»... En ménage (et la lune de miel est déjà du ménage), il faut, avant tout, du naturel. La seule manière de prolonger la lune de miel est donc de ne pas jouer le rôle d'amant-mari, et de se montrer dès le premier jour ce que l'on sera constamment.»
C'est une pensée analogue qui fait dire à madame de Lambert dans son opuscule sur l'amitié: «Nous sommes d'ordinaire avec les autres comme nous sommes avec nous-mêmes. Les personnes sages savent établir la paix chez eux, et la communiquent aux autres. Sénèque dit: «J'ai assez profité pour apprendre à être mon ami.» Quiconque sait vivre avec soi-même, sait vivre avec les autres. Les caractères doux et paisibles répandent de l'onction sur tout ce qui les approche.»
Montrons-nous donc tels que nous sommes, mais tâchons d'être bons et commodes à vivre. Ce serait pallier le mal pour un temps plus ou moins bref, mais nullement le guérir, que se revêtir d'un masque, changer artificiellement et artificieusement nos allures, exprimer des sentiments qui ne sont point nôtres, faire, en un mot, fût-ce pour le plus louable des motifs, le personnage de Faux-Semblant.

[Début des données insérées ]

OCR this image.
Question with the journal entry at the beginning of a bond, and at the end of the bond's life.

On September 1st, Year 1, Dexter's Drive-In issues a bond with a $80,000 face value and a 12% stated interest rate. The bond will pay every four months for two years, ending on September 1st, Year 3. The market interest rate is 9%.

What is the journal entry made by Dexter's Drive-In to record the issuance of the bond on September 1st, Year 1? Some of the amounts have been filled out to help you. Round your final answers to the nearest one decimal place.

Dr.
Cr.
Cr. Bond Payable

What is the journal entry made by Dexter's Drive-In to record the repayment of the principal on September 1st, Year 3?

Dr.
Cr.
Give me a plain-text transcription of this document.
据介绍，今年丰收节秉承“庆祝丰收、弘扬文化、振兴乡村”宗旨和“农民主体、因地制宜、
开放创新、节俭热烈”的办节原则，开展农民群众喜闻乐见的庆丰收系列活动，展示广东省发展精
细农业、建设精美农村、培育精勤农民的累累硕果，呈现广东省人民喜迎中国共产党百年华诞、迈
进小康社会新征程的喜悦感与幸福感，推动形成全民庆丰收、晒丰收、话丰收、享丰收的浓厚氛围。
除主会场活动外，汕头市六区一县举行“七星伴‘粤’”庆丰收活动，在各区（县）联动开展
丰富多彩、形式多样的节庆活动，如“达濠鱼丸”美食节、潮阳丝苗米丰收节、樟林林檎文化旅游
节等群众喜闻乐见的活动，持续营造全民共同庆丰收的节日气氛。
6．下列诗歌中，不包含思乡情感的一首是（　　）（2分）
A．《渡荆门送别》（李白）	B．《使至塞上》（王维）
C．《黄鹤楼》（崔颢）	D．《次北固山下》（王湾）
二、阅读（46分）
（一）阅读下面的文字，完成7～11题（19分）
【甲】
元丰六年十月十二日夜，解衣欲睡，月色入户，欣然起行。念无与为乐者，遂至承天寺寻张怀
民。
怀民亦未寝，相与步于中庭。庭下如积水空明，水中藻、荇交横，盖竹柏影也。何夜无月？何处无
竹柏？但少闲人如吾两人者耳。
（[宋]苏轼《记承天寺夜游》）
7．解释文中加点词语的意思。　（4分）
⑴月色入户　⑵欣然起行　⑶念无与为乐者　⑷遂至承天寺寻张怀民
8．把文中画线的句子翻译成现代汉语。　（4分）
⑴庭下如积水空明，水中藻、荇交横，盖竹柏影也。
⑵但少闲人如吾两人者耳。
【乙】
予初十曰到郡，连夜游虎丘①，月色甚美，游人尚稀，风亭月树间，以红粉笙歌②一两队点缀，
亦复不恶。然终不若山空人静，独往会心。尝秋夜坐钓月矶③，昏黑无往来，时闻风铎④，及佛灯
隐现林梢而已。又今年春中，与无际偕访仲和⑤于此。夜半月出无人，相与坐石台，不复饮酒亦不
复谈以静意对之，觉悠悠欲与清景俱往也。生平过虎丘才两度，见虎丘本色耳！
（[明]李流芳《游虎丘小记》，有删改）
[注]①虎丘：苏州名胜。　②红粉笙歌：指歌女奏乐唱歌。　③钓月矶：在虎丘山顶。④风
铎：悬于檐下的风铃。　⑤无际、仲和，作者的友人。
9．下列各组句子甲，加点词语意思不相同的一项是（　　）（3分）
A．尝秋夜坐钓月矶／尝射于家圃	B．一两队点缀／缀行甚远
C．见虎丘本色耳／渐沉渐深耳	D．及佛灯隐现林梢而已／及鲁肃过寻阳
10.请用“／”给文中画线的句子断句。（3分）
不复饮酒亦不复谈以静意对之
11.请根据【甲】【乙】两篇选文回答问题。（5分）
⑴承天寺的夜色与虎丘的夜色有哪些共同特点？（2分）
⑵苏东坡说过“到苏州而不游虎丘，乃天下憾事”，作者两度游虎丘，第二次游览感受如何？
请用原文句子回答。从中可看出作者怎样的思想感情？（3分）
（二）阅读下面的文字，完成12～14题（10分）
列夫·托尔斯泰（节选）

Croyons-en l'observation de madame de Rémusat: «Dans un nouveau ménage, si un caractère se prononce avec rudesse, le plus doux plie et ruse; c'est assurément la femme qui se soumet ainsi le plus souvent; mais quelquefois aussi c'est l'homme. Au surplus, alors, quel que soit le trompeur ou le trompé, le but de l'association est manqué; je n'espère plus de tendresse, ni d'estime, là où je ne vois ni confiance ni sincérité.»
Ce n'est pas qu'il soit interdit d'être adroit. C'est fourbe et vil qu'il ne faut pas être. La vie isolée est, dans toutes les conditions, un art complexe et difficile; combien plus la vie à deux! Nous n'hésiterons donc pas à transcrire les conseils, à la fois mondains, sages et pratiques, qu'Horace Raisson donne au nouvel époux qui rencontre inopinément chez sa jeune femme des habitudes et des goûts opposés aux siens ou en désaccord avec son état dans le monde.
«Un mari, suppose-t-il, aime l'étude, la simplicité, la retraite; sa femme ne se plaît que dans le monde, le faste, la dissipation; sera-t-il nécessaire que l'un sacrifie son bonheur au caprice de l'autre? La philosophie conjugale n'est-elle pas alors un devoir, presque une vertu? Il y a toujours danger à contrarier un vif désir ou une habitude dès longtemps contractée; le plus sage est de laisser une jeune femme satisfaire ses goûts de danse, de parure, de spectacles, au lieu de s'opposer à sa volonté. On fait ainsi naître la satiété, où l'on aurait aiguillonné le caprice, et la soumission se montre bientôt, où se fût stimulée la résistance.»
Je ne sais au juste ce que Raisson entendait par soumission et résistance, et je ne veux point revenir sur ce que j'ai eu l'occasion de déclarer à propos de l'obéissance, dont le code fait aux femmes une obligation au bénéfice des maris. Pour nous, l'arbitraire est toujours de la tyrannie, et le mari n'a de droit sur la conduite de sa femme que celui qu'il puise dans une raison plus mûre et une expérience plus étendue. C'est dans ces limites seulement et avec cette interprétation que je me range à la méthode préconisée par Horace Raisson dans le passage qui précède; et je conclus d'autant plus facilement avec lui que «l'art d'obtenir beaucoup consiste à ne rien exiger».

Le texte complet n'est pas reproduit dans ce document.